どのような証拠意見を述べるか
刑事裁判において,裁判官が取り調べる証拠には証拠能力がある必要があります。
また,不必要な証拠は裁判で取り調べられるべきではありません。
検察官が証拠として取調べることを請求する証拠に対しては,弁護人に意見が求められます。
犯罪の成立や被害者の述べる被害内容に争いがなく,証拠の内容自体に争いがない。
そうであっても,安易に供述調書に同意したり,証拠物の取調べや証人尋問の実施に反対しなかったりすべきではありません。
証拠意見の実例―放火未遂事件
具体例として,犯罪の成立自体に争いがない現住建造物の放火未遂事件において,検察官は近隣の住民の方々の供述調書を証拠として取調べるよう請求したとします。

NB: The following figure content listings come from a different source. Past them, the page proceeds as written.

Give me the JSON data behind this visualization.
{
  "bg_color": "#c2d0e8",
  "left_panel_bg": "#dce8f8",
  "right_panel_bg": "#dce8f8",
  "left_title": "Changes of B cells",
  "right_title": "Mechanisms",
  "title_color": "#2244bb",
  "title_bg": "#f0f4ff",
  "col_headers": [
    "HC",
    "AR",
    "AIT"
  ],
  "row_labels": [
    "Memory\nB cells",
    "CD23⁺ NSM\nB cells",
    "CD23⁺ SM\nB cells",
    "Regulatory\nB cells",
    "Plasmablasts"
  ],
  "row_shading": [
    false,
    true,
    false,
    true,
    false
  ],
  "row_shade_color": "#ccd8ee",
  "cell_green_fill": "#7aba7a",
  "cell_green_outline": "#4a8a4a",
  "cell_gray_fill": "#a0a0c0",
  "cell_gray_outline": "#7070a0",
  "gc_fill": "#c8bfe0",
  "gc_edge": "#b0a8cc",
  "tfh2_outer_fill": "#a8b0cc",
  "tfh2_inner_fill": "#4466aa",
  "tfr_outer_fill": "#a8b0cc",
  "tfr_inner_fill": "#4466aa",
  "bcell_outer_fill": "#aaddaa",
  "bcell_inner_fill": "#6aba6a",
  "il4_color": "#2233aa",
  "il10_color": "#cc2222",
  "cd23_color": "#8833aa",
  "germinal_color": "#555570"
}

内容は,すぐ近所で放火事件が起きて怖い思いをしたり,煙などによる被害を被ったりしたとするもので,その被害内容自体には争いないものです。
放火の罪は,公共の危険に対する罪と言われます。
検察官において,このような近隣の方々の被害や処罰感情を内容とする供述調書の証拠調べ請求や,証人請求も行われることも多いものといえます。
しかし,放火自体は未遂にとどまったにもかかわらず,近隣住民の方々の供述内容まで証拠とすることは,不必要であるといえます。
また,現住建造物の放火未遂事件は,裁判員裁判において審理される事件です。
実際には未遂にとどまっているにもかかわらず,近隣住民の方々の被害や処罰感情を内容とする供述を取調べることで,既遂の放火の罪を犯したのと同じというような不当な印象を与え,不当に重く処罰される危険性が考えられます。
供述内容自体に争いがないとしても,判断に不当な影響を与えるものとして関連性がない,また必要性もないとして,証拠として採用されないよう活動すべきです。
検察官の証拠調べ請求に対しては,証拠の内容に争いがあるかどうかはもとより,証拠の関連性や必要性なども検討して,安易に証拠として取り調べられることがないよう適切に対応すべきです。